Wir waren uns zunächst nicht sicher, was wir von dem Lenker erwarten sollten – und um ehrlich zu sein, hatten wir fast schon sicher ein negatives Testurteil erwartet. Doch wenn man das richtige Elastomer verwendet, dann verschafft einem der Fasst Flexx-Lenker einen spürbaren Performance-Vorteil. Lenkt man in Kompressionen hart ein – selbst mit einer steifen FOX 38 an der Front – dann spürt man am Lenker keinerlei seitlichen Flex. Die präzise gefertigten Drehpunkte sind super steif in horizontaler Richtung und ihr könnt eure Linie punktgenau wählen, genau wie mit jedem anderen Highend-Lenker aus Carbon oder Alu. In vertikaler Richtung sieht das Ganze jedoch anders aus: Unerwünschter Flex ist Fehlanzeige, es wird so aber auch nicht jede Wurzel und jedes Steinchen an eure Griffe weitergereicht. Wir haben den Lenker mit einigen brandneuen Federgabeln getestet, wie etwa der FOX 38, RockShox ZEB und Marzocchi Z1-Stahlfedergabel. In jedem Fall fühlte es sich an, als hätten wir zusätzliche vier Klicks an Low-Speed-Druckstufendämpfung zur Verfügung, die wir öffnen können, jedoch ohne irgendwelche Nachteile. Der Trail fühlte sich einfach smoother an. Wir alle wissen: Smooth bedeutet schnell, und sobald wir uns einmal an das Design gewöhnt hatten, konnten wir es im ruppigen Terrain mehr laufen lassen, Wurzeln als Landezonen nutzen und das Quäntchen extra Kontrolle voll auskosten.

Nach ein paar Ausfahrten hatten wir zu 100% Vertrauen in den Lenker und waren begeistert von dem beeindruckenden Fahrgefühl.

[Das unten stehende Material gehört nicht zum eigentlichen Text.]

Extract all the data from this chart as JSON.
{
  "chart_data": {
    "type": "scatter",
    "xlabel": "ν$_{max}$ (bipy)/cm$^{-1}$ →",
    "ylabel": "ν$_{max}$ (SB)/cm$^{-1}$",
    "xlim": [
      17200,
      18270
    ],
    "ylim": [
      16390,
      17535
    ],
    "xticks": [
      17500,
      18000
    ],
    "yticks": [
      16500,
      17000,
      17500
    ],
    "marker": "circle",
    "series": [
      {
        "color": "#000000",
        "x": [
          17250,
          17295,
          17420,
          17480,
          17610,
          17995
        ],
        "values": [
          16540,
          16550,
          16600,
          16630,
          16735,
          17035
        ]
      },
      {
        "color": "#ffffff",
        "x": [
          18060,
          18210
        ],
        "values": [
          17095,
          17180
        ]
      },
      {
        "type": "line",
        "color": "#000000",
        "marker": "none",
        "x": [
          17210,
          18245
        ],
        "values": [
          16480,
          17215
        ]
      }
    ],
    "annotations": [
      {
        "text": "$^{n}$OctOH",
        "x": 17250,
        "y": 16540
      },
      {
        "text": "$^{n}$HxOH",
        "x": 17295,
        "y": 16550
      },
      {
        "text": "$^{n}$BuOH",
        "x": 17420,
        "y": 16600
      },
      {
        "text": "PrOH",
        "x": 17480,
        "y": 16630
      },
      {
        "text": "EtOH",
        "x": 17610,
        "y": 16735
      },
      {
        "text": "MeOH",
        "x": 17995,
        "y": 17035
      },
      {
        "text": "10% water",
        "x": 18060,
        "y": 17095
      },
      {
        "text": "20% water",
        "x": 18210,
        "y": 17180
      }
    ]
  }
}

Besonders spürbar waren die Vorzüge des Lenkers etwa in Momenten, in denen wir über daumenbreiten Wurzeln hart bremsten – also in Situationen, wo eure Hände in Erwartung der scharfen, stotternden Vibrationen instinktiv fester zupacken. Auch wenn man eigentlich weiß, dass diese Vibrationen gleich kommen müssten – mit dem Fasst-Lenker werden sie erheblich gedämpft, sodass ihr mehr Selbstvertrauen und Kontrolle habt. An langen Shuttle-Tagen fühlten sich unsere Hände und Unterarme weniger beansprucht an. Auch lange vier- bis fünfminütige „Race-Runs“ waren weniger ermüdend. Das einzige kleinere Problem, das auftrat: Wir vertrauten dem Lenker irgendwann so sehr, dass wir völlig aus den Augen verloren, dass dieser auch bewegliche Teile hat. So vergaßen wir dann auch, regelmäßig das Anzugsdrehmoment der Schrauben an den Elastomeren zu checken, sodass sich eine davon lockerte. Das wirkte sich jedoch in keiner Form negativ auf die Funktion aus, da das Elastomer von oben eingesetzt wird und daher nicht nach unten herausfallen kann. Sobald ihr das richtige Elastomer gefunden habt, ist ein klein wenig Loctite 243 auf den Schrauben sicherlich keine schlechte Idee. Falls ihr bei eurem Vorbau den Lenker hineinschieben müsst, statt ihn mit vier Schrauben zu klemmen, dann wird der Lenker jedoch leider nicht passen.

Nach fünf Monaten mit dem Lenker fühlen sich seine Drehpunkte und Elastomere wie neu an – es hat sich kein Spiel entwickelt. Allerdings können sich die Schrauben lockern – wir empfehlen Loctite zur Lösung des Problems.
Ihr unterhaltet euch gern mit Wildfremden? Jeder da draußen wird mit euch mit diesem Lenker ansprechen wollen.
Nachdem wir den Fasst Flexx-Lenker von unserem Test-Bike wieder entfernt hatten, fühlte sich dieses weniger smooth an.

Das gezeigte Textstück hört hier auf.